First, completion order never matches transport order for recv or send no matter what. That would never be true on Windows even with the legacy UP kernels.
Next, to be clear, file IO does not matter (the higher level initiator knows what block he is writing to / reading from and does not need the FS driver to tell him). IRPs to arbitrary devices do not matter (though some might benefit). Within the scope of network IO, the send path does not matter regardless of protocol (concurrent writes to the same stream always need to be guarded with a higher level synch object unless they could be guaranteed atomic and the higher level protocols don’t contain sequence numbers). And the recv path of UDP and other protocols that return one packet per IRP do not matter (as the order is fundamentally not guaranteed from the network, so any extra changes in order in the OS don’t matter). And within the scope of TCP based protocols, the only ones that matter are those that can multi-plex requests within a single TCP stream.

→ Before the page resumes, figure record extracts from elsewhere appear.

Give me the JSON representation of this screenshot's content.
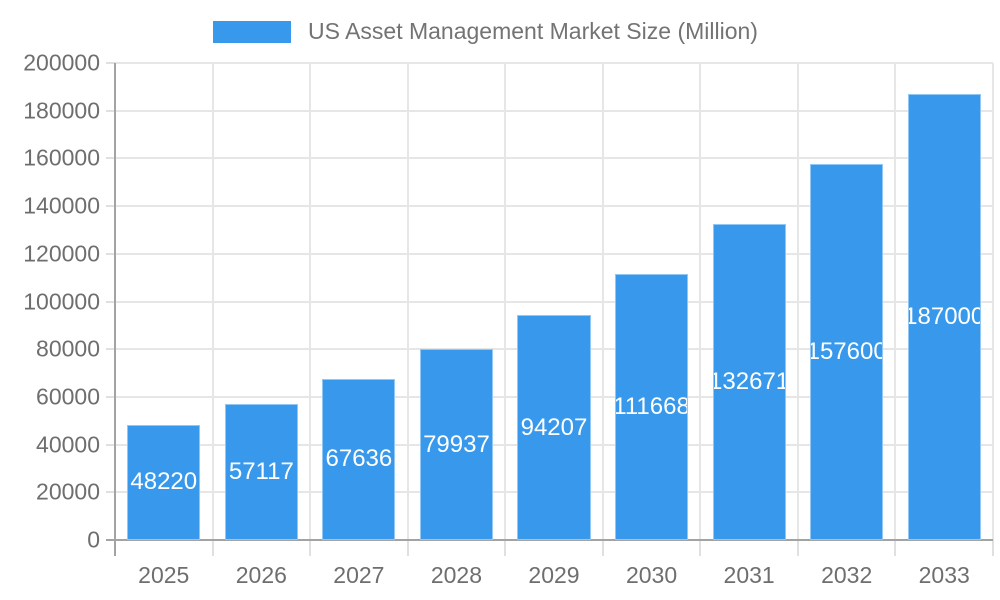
{
  "legend": {
    "label": "US Asset Management Market Size (Million)"
  },
  "colors": {
    "bar": "#3899ec",
    "bar_border": "rgba(255,255,255,0.45)",
    "grid": "#e6e6e6",
    "axis": "#a3a3a3",
    "tick": "#e0e0e0",
    "axis_label": "#6e6e6e",
    "legend_text": "#737373",
    "data_label": "#ffffff",
    "background": "#ffffff"
  },
  "chart_data": {
    "type": "bar",
    "title": "US Asset Management Market Size (Million)",
    "series_name": "US Asset Management Market Size (Million)",
    "categories": [
      "2025",
      "2026",
      "2027",
      "2028",
      "2029",
      "2030",
      "2031",
      "2032",
      "2033"
    ],
    "values": [
      48220,
      57117,
      67636,
      79937,
      94207,
      111668,
      132671,
      157600,
      187000
    ],
    "data_labels": [
      "48220",
      "57117",
      "67636",
      "79937",
      "94207",
      "111668",
      "132671",
      "157600",
      "187000"
    ],
    "xlabel": "",
    "ylabel": "",
    "ylim": [
      0,
      200000
    ],
    "ytick_step": 20000,
    "ytick_labels": [
      "0",
      "20000",
      "40000",
      "60000",
      "80000",
      "100000",
      "120000",
      "140000",
      "160000",
      "180000",
      "200000"
    ],
    "grid": true,
    "legend_position": "top-center",
    "data_label_position": "inside-center",
    "bar_width_ratio": 0.75
  }
}
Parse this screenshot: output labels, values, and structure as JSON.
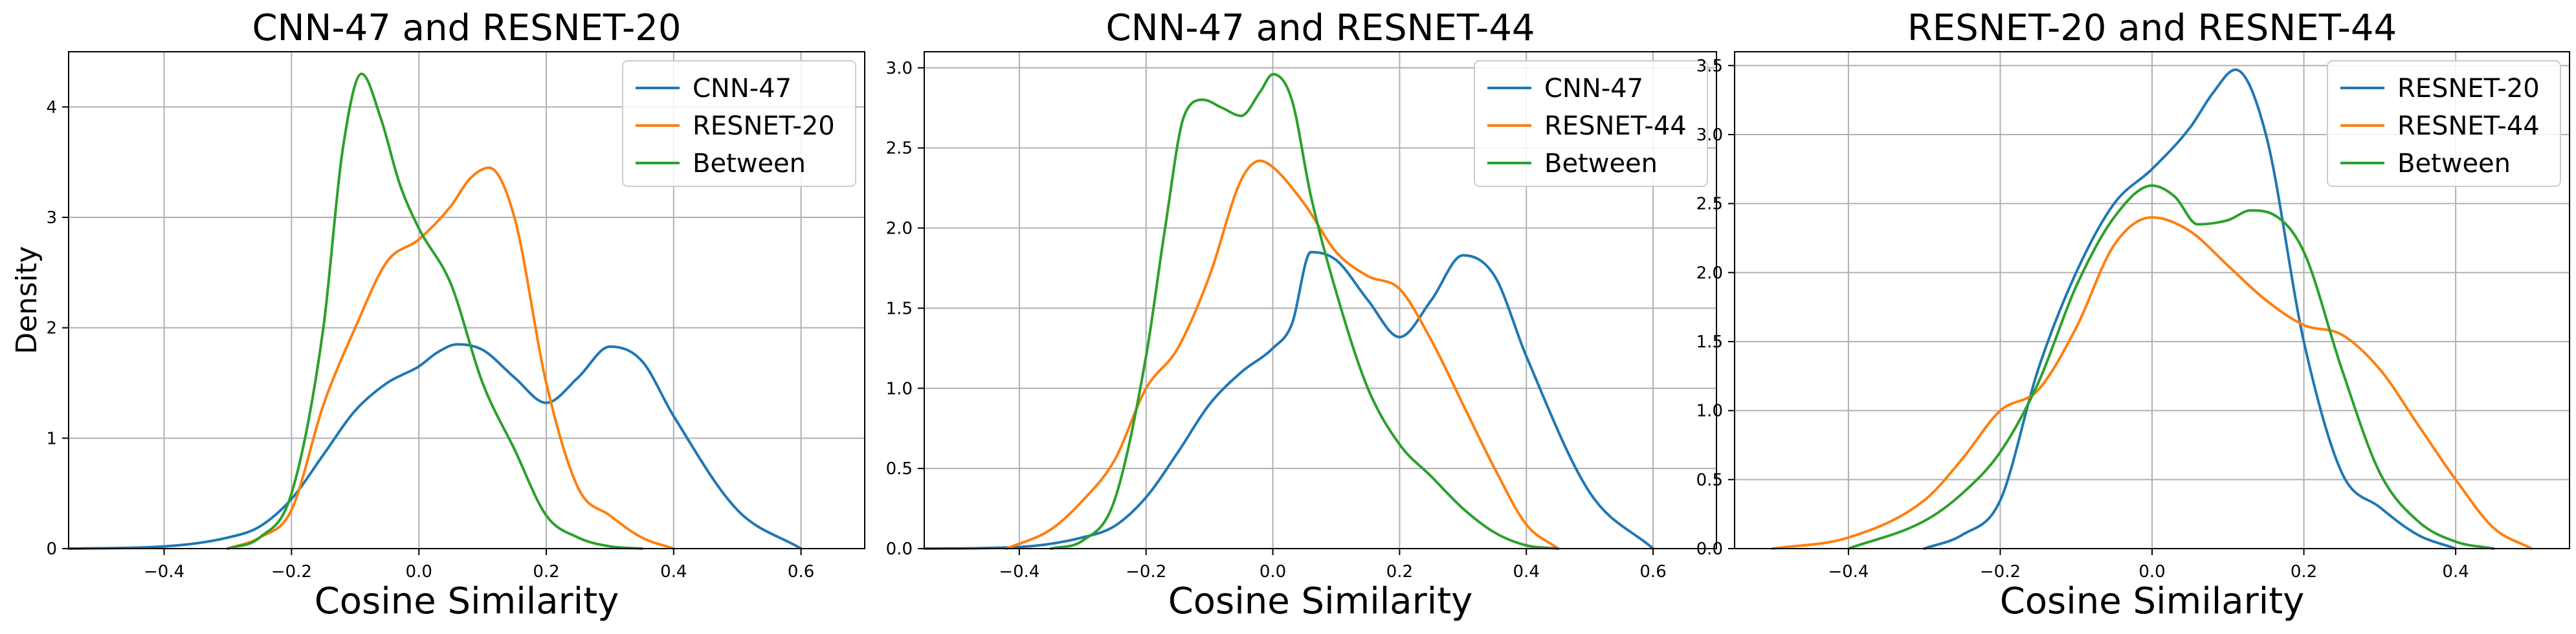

Classic protocols such as SMTP and HTTP 1 and even TDS have IO patterns where the client sends a command to the server, then waits for the response and then sends another one. The IRP times are dwarfed by the network round trip times and if the TCP server has to issue 2 or 3 or 10 reads to read the whole command it has no significant impact on the overall performance of the system. That performance limit is based principally on the bandwidth latency product issue. It can be extended by using multiple connections, but there are situations when multiple connections are problematic (guaranteed in order delivery) and even when they can be used the total system performance will be less since routers switches and firewalls along the way will have to maintain larger NAT, XLATE and other tables as well as process the extra packets for the connection setup and teardown. Add in any amount of packet loss / reordering and any amount of latency and performance can suffer terribly. That will be true in any case, but when that’s not true, we can do a lot better.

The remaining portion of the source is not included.